The Register Citizen (Torrington, CT)

Watching surging states struggle is like déjà vu

- By Dr. Manisha Juthani Dr. Manisha Juthani is an associate professor of medicine and epidemiolo­gy at Yale School of Medicine as well as director of the Infectious Diseases Fellowship Program, and an infectious disease physician at the clinical practice, Y

In Connecticu­t, we saw the COVID-19 tidal wave approachin­g from New York. We prepared. And then the patients came, at first like the drizzle before the hurricane that followed. As an infectious diseases specialist, I took care of our first COVID-19 patient in the ICU, intubated and in prone position. We tried multiple therapies, but my patient and his spouse, both in the ICU, died.

At Yale New Haven Health, we cared for over 3,700 COVID patients, dischargin­g over 3,100. For months, I treated patients, educated hundreds of doctors, and feared for the lives of my friends and family. Finally, we could breathe again, of course, behind masks. We had weathered the storm. As of Friday, Connecticu­t has 66 COVID patients hospitaliz­ed.

Now, health care workers in other parts of America are in the same emotional despair. They’re at a breaking point, hospitals filled to the rim. It feels like déjà vu. This was avoidable. So far, over 3 million Americans have contracted COVID-19 and over 136,000 have died. Prioritizi­ng a full reopening of the economy, including crowded indoor establishm­ents, has inadverten­tly fueled the death care industry.

By following scientific principles while opening the local economy in a phased approach, we can control this pandemic nationwide and get back to a new “normal” life. But the virus will force state closures again where COVID-19 is rampant.

When the pandemic first hit the tri-state area, Govs. Cuomo, Lamont and Murphy worked together to prevent spread of COVID-19. Citizens of New York, Connecticu­t and New Jersey drove down the actual reproducti­ve rate, or Rt, meaning the average number of people who get infected from one person carrying the virus. Hospitaliz­ations and deaths have stabilized. These states did not have identical reopening plans, but all three continue to work together, most recently on institutin­g 14-day quarantine orders for travelers from states with high coronaviru­s rates. As a result, our people are safely enjoying some semblance of summer.

Rt below 1.0 means the rate of transmissi­on of COVID-19 is low. When Rt is above 1.0, COVID spreads quickly. Rt in Connecticu­t was well below 1.0 for 47 days before we reopened. Since Connecticu­t has reopened, Rt has risen, but it has stayed below 1.0. In Arizona, Rt was above 1.0 and rising when they reopened. In Florida and Texas, Rt was just below 1.0, increasing, and rose further after reopening. It’s no surprise that COVID spread like wildfire.

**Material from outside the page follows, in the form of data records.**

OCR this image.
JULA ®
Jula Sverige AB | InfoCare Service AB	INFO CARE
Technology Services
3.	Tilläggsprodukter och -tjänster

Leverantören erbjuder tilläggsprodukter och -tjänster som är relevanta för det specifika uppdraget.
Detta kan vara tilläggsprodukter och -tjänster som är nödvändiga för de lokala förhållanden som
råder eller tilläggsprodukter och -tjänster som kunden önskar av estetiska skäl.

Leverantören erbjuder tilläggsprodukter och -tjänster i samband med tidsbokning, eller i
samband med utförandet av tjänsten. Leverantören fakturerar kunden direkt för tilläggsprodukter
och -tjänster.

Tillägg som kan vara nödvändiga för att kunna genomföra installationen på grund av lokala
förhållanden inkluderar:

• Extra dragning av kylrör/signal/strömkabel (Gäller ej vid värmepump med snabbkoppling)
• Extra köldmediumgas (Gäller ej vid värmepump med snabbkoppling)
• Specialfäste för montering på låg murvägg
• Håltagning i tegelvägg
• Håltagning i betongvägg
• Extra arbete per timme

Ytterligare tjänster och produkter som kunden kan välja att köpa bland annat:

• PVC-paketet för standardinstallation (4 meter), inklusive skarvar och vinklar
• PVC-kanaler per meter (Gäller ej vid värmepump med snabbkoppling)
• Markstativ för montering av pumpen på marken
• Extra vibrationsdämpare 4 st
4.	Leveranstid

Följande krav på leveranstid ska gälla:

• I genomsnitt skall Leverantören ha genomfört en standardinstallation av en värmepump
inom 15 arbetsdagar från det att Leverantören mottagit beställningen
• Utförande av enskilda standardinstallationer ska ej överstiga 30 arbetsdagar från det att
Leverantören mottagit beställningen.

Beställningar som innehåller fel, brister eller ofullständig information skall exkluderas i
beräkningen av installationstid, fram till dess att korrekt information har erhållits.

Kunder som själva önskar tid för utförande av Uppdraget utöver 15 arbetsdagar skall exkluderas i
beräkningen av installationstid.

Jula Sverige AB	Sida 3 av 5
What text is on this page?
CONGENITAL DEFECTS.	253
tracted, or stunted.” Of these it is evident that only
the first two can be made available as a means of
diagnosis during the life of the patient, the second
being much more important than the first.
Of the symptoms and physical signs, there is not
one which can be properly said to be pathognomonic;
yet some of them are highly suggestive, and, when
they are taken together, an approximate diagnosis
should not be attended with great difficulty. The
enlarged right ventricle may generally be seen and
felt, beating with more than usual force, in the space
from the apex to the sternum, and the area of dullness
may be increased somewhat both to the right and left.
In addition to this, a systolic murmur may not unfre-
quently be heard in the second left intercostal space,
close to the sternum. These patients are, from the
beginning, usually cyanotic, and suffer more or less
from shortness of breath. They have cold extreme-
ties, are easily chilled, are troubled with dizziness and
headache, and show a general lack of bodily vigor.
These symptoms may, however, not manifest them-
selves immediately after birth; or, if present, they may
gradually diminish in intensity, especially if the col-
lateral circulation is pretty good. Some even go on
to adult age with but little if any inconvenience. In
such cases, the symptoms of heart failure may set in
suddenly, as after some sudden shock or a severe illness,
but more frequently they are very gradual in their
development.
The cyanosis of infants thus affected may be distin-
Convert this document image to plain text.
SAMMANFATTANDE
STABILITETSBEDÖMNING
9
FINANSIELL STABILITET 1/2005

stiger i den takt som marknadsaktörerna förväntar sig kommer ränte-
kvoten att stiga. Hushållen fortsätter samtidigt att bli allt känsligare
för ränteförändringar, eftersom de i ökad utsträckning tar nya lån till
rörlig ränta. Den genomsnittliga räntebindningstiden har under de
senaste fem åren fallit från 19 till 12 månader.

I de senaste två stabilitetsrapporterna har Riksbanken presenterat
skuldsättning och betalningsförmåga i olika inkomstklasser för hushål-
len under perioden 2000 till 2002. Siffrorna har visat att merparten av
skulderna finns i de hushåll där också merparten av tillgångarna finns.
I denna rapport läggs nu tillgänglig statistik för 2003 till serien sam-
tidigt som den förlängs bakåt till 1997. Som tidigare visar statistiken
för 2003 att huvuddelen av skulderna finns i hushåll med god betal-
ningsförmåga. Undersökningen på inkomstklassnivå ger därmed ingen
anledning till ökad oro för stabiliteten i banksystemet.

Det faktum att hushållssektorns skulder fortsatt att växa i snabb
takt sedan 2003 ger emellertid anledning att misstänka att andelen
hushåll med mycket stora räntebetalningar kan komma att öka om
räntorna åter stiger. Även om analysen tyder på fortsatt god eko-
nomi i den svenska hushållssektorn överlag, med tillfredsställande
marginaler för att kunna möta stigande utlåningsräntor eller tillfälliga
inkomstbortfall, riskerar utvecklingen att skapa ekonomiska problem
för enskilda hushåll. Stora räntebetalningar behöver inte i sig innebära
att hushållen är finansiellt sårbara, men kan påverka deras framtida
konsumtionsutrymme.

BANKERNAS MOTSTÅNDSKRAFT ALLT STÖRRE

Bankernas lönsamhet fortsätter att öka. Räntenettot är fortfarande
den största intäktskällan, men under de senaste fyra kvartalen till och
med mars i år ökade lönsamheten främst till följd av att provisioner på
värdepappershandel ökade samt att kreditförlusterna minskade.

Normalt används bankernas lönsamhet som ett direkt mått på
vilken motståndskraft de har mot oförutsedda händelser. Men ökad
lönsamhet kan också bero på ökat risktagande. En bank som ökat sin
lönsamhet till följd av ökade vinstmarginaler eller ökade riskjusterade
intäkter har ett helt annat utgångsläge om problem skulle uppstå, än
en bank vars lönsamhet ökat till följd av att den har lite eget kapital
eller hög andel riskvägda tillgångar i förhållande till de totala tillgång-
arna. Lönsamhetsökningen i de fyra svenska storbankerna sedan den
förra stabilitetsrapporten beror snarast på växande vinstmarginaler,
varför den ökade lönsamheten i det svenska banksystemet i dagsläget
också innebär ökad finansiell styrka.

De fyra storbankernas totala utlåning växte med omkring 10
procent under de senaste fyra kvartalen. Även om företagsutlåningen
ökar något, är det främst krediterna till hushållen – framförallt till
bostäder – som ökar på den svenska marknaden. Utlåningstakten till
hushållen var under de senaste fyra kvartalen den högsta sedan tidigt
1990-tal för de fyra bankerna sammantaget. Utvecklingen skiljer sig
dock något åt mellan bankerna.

With a low Rt, Connecticu­t schools now have the ability to plan for in-school instructio­n this fall. With a raging pandemic, in many corners of America a safe transition back to in-person learning seems impossible. Some summer schools tried to open, but were forced to close as the virus raged on. All the ground gained with stay-athome orders was lost with early state reopenings. That experiment failed. Heat and humidity did not kill the virus this summer. In many parts of the country, the virus is winning. States in the greater New York area played the long game, taking early economic hits that have helped health, the economy and education in the long run.

The lockdown in Wuhan, China, drove Rt down from almost 4.0 to 0.3. Six months into this pandemic, we know what works — early recognitio­n of coronaviru­s circulatio­n, timely lockdown, masks and distancing, widespread testing, contact tracing, economic stimulus, and consistent public messaging. Our six-month experiment across the world reveals who has done well and who hasn’t.

It is painful as a doctor and as an American to watch patients and hospital workers around the country suffering. I worked for two months straight, hoping to save people in Connecticu­t, only to now see the tsunami of cases, hospitaliz­ations, and deaths around us. A vaccine will not be a panacea. We cannot mass produce health care workers. We are buying time until we have more effective therapies. My prescripti­on is simple: drive down Rt, then open slowly.

We can still save lives. We were able to control the pandemic right here in our little corner of America. The rest of the country and world can, too.